Et puis, il y a Apocalypse Now. On est en 1979, le film a obtenu la palme d’or à Cannes, et il arrive enfin jusqu’à nous, à Niamey, au Niger. C’est la séance du samedi soir, et pour une raison que j’ai oubliée, mes parents, ma sœur et moi, contrairement à nos habitudes, arrivons au dernier moment : le générique a déjà commencé quand nous nous glissons dans la salle. Il ne reste plus que des places au premier rang : je vais assister au premier choc de ma vie de cinéphile en regardant un film la tête penchée en arrière. J’ai 12 ans, je suis un nain, Apocalypse Now est un ogre qui se penche sur moi pour m’avaler.

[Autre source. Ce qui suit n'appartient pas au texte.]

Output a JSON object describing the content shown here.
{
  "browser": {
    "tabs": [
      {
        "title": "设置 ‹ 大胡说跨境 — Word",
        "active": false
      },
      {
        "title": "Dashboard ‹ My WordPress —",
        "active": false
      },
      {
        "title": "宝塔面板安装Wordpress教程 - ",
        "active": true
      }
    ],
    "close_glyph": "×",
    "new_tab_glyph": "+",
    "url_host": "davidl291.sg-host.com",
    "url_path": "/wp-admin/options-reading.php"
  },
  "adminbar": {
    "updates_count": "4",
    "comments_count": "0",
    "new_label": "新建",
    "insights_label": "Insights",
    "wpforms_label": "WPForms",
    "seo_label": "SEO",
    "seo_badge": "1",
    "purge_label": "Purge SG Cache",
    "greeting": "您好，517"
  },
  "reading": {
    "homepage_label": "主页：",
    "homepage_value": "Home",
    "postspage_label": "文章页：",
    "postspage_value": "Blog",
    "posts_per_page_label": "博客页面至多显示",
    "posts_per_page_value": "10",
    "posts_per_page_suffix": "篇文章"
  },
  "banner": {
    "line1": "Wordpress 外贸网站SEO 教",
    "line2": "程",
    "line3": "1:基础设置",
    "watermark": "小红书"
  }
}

Depuis cette séance, je l’ai vu 10 fois, surtout dans la version director’s cut qu’on trouve en DVD ; j’ai même écrit un roman, Tiens ferme ta couronne, où je décrypte sa dimension mythologique. Mais je n’ai jamais oublié cette sensation d’être happé pendant deux heures par la violence, par la lumière, par la folie tempétueuse d’une histoire qui sature nos capacités de visionnage : j’étais kidnappé, cloué à mon siège, fasciné, j’enregistrais tout, c’était passionnant, c’était absolu, c’était la première fois (à ce niveau d’ivresse, il n’y aura que Voyage au bout de l’enfer, de Michael Cimino, ce sera pour un prochain épisode).
La mission du capitaine Willard remontant le fleuve pendant la guerre du Vietnam pour liquider le colonel Kurtz m’a fait entrer dans la vie du maléfice : je comprenais que la guerre et ses massacres, avec ces images hallucinées d’hélicoptères bombardant des villages au son de La Walkyrie, de Wagner, parlaient de la folie des hommes, de la démence que la tuerie provoquait en eux. Je devinais, plus obscure, injustifiable, littéralement tarée, une jouissance du mal : il y avait ce gradé de la cavalerie aéroportée qui voulait voir l’un de ses soldats surfer sous les bombes, il disait (la phrase est célèbre) : « J’aime l’odeur du napalm au petit matin », et comme font les enfants, je me mis à la répéter à tout propos sans la comprendre tout à fait, avide de ce qui, en elle, brûlait de plus cinglé.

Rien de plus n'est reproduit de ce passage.